His heroes then were people like Phil Hill, America’s first world champion driver, who drove on Ferrari’s factory team. Now, when he’s not running the ship at his restaurant, Leonard drives a red Ferrari racer down Malibu’s roads, enjoying the sound of the V-12’s four exhausts reverberating off the canyon walls. His mount is a “bitsa” Ferrari roadster he drives in vintage racing competition, but also out on the street.
The tall 52-year-old restaurateur explains how he came by the ersatz Testa Rossa. “I used to have a car business back when the exotic cars were going up in value,” he says. “When that business died in ’92, when the market fell, I took all the remaining cars home.”
One of them was an old Ferrari touring car but, fortunately, one made in the era when most of the great Ferraris were made — with a 3-liter V-12 engine that, with six carburetors, sings what Ferrari fans call “the siren’s song.”
“I found out that Ferrari restorer David Cottingham in England had made up a body for a race car that would fit my chassis, and that he had extra bodies as well,” says Leonard. So he rebodied his boring 1960 Ferrari street car into a look-alike for one of Ferrari’s most famous race cars, the Testa Rossa TRC, the full-fendered version (there was another with cutaway fenders). Real Testa Rossas sell at auctions for up to $5 million. His car, because of its pieced-together history, he reckons is worth a mere $100,000.
“But the value is immaterial to me,” he says with a grin. “I just built it because it’s the kind of car I’ve been wanting for 40 years.”
The car is still licensed as a 1960 Ferrari with the Department of Motor Vehicles. “It just happens to have changed shape,” he says.
He races it with various vintage race sanctioning organizations but, unfortunately, the Historic Motor Sports Association, the group that runs the Monterey event each August, is still purist and won’t allow his car to run although it has a real Ferrari serial number and real Ferrari engine.
But now there is a new type of event he can enter — the touring rallies. “They’re not rallies in the old sense of strict time-and-distance events,” says Leonard. “But more fun things where you and maybe a hundred or more other classic car owners dine at some nice restaurant and then push off to the next stopping point, usually on a route running through some incredible scenery.”

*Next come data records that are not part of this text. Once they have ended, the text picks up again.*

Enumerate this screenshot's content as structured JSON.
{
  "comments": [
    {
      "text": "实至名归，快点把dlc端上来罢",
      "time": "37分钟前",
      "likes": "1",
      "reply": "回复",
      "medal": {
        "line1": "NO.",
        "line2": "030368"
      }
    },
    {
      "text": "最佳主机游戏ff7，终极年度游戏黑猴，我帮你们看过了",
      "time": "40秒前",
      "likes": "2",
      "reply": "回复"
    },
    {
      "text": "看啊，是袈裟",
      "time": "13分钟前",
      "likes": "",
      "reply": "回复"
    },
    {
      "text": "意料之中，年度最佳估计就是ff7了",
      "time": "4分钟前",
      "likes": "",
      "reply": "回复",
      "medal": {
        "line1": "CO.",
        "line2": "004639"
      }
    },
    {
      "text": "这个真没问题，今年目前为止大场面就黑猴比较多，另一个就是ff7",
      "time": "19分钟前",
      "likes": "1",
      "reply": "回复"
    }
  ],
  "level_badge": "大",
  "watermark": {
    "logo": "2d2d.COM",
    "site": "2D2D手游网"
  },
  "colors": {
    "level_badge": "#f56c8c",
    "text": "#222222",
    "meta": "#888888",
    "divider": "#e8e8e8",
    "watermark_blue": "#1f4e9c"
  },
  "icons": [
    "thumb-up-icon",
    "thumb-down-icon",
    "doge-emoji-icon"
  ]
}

Some of the cars are multimillion-dollar cars that would probably be eligible for awards at Pebble Beach. “Sometimes others on the tour will ask you if they can try your car on the next leg,” says Leonard, “but I only let one guy try it out so far — a race driver who had actually raced a Ferrari in Europe in ’57.”
Since building the car, he and his wife have had three children–which has somewhat lessened his wife’s zeal to be a passenger on such tours–but two of his children, a 5-year-old son and a 7-year-old daughter, have ridden as observers on legs of the Copperstate, one of the oldest touring events on the schedule.
Ironically, Leonard spent a good 10 years as a BMW mechanic and racer of a BMW 2002, a pint-size sports sedan. He admits, “I know it’s unusual for a German car guy to come over to Italian cars, but back at that time Ferraris were built with the solidity of German cars.”
And besides, there’s that dream back when he was a mere lad … that vision of driving a red Ferrari at speed on a mountain road.